Durante o século XX as pessoas aceitavam o que lhes era imposto no trabalho pela ideia do vínculo de longo prazo. O modelo mental era ingressar numa empresa e aposentar-se lá. Questionar o modelo era perigoso e ofensivo.
A gestão da carreira era delegada à empresa. Havia uma relação de subserviência. Trocar de trabalho era complexo e visto de forma pejorativa. O melhor era fingir que não percebia incoerências, assédios e esquisitices corporativas. Aceitar a retórica tinha um sentido na sustentação do emprego para a vida toda.
Isso mudou drasticamente nos últimos anos. Os indivíduos começaram a lutar por satisfação e propósito. A evolução da sociedade fez surgirem novas dinâmicas de interação entre indivíduos e empresas. A conexão entre o sentido do que fazem e a coerência organizacional está em evidência.

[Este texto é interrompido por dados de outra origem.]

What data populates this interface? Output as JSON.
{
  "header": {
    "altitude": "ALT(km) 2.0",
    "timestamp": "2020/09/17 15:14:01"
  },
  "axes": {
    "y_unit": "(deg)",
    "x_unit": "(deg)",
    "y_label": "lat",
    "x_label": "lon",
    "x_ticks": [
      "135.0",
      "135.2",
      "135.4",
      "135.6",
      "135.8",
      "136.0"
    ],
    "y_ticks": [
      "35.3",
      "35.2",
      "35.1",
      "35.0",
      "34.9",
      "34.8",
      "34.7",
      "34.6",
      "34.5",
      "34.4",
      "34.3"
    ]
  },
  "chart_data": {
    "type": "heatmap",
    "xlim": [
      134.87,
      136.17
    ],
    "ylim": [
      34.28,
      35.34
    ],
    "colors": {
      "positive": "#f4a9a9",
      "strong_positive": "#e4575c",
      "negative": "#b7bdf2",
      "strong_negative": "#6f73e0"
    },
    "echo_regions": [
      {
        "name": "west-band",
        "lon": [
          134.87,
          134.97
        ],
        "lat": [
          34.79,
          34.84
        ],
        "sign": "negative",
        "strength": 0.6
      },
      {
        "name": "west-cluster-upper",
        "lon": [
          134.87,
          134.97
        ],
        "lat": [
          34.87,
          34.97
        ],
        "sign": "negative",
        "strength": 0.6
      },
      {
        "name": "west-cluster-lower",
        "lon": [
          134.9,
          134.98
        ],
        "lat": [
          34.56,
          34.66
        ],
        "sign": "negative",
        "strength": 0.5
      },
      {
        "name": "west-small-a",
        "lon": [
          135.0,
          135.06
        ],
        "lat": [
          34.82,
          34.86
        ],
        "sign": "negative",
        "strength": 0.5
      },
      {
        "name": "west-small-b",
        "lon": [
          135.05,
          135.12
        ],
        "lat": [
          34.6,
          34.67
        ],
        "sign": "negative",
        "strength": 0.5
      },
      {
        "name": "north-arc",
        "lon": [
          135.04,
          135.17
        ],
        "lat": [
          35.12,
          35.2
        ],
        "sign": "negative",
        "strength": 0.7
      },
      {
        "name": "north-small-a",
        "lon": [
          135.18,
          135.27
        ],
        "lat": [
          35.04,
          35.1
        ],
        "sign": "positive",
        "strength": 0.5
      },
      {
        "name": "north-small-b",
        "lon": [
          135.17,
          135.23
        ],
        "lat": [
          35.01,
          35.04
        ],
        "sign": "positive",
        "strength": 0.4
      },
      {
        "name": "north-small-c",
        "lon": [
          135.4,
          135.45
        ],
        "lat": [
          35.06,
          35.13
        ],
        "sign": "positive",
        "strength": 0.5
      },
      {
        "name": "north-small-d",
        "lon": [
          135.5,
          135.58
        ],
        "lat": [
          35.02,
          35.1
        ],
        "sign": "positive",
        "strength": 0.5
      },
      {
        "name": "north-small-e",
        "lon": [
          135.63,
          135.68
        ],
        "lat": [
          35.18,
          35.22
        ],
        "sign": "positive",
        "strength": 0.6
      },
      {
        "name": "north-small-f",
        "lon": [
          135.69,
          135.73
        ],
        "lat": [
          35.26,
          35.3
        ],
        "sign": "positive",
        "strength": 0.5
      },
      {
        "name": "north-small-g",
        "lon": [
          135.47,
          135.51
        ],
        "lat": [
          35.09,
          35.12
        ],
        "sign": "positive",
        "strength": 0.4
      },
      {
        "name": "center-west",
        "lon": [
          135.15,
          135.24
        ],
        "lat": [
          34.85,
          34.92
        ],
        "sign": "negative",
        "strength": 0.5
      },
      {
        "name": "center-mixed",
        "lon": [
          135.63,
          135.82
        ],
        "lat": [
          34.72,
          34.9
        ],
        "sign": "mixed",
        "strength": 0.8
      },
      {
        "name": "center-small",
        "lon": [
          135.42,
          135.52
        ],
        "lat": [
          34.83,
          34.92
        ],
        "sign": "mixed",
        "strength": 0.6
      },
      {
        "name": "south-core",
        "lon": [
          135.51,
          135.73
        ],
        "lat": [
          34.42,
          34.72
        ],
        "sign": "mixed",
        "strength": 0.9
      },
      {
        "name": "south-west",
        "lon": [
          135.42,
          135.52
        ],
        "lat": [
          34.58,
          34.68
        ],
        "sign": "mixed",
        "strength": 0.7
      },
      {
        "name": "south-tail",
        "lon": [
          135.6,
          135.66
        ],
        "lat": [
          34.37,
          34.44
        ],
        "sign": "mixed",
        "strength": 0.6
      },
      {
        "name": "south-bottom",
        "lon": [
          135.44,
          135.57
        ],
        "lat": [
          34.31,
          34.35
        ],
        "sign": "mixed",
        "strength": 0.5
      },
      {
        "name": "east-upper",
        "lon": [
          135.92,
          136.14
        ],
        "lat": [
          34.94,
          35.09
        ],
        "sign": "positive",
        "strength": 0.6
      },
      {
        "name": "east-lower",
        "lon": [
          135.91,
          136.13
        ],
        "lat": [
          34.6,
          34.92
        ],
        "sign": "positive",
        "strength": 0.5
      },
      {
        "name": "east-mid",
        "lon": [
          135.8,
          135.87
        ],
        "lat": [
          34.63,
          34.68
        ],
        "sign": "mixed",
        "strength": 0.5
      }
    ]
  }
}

A pandemia e seus impactos marcaram o início de uma nova era no trabalho. Fenômenos como “a grande renúncia” ganharam força a partir de 2020 e são um extrato da nova dinâmica, em que o indivíduo tem mais poder e quer fazer novas escolhas. Assistimos a um número significativo de pessoas que pediram demissão em busca de trabalhos que atendessem melhor ao seu estilo de vida e propósito.
Uma pesquisa realizada em 2022 pelo Instituto Gallup apontou que 43% dos profissionais estavam dispostos a trocar de trabalho e os fatores centrais eram ausência de identificação com práticas de gestão e a percepção de falta de oportunidades de mudar na empresa.
Até pouco tempo dizíamos que uma empresa precisava contar histórias para atrair pessoas ou clientes. O tal storytelling. Hoje é mais do contar histórias: é necessário garantir que ela de fato exista. O discurso deve ser vivido na realidade da empresa.
Não é aceitável uma empresa ser defensora de agenda ESG e ter fábricas que usam trabalho análogo à escravidão noutro continente. Ou ainda, pregar transparência nas equipes e usar práticas antiéticas sobre dados de clientes.
Nessa linha, as críticas às bizarrices corporativas estão mais intensas. Líderes que não observam os interesses de carreira de suas equipes impondo modelos jurássicos de comando e controle estão no centro dessa retórica inaceitável. Recente estudo da consultoria internacional Gartner, numa amostra de 5000 profissionais, apontou que 78% dos indivíduos não se sentem encorajados por seus líderes a explorar possiblidades de carreira na empresa. Não sentem confiança na relação com seus líderes.
Períodos de desemprego mais alto podem suavizar o problema para contratar, mas os danos às marcas empregadoras hostis geridas por líderes desconectados de seu tempo prevalecerão aumentando o turnover e a dificuldade de engajar.
Precisamos formar líderes que sejam faróis para apoiar seus times que façam conversas mais frequentes e assumam suas vulnerabilidades. É fim da era do líder quem tem todas as respostas. O líder contemporâneo é um conselheiro no desenvolvimento das pessoas. Precisa agir com transparência e ser embaixador de uma cultura coerente que possa atrair e engajar as pessoas. Como afirma John Mackey, co-fundador e CEO da Whole Foods Market, considerado um dos pais do capitalismo consciente: coerência e ética empresarial são os pilares mais importantes de sustentação de uma empresa.
Alguns poderiam dizer “na minha época as pessoas eram comprometidas e não havia esse discurso”. Ao invés de ficarmos escandalizados com fenômenos novos, como o TikTok de jovens se demitindo, precisamos entender essa transformação e aceitar que estamos diante de uma nova era do trabalho. Novas gerações denunciam práticas obscuras com alta intensidade.
Para os críticos da evolução já passou da hora de eliminar a naftalina do armário e se atualizar. Do contrário, serão gestores de empresas parecidas com mausoléus repletos de histórias horripilantes para contar.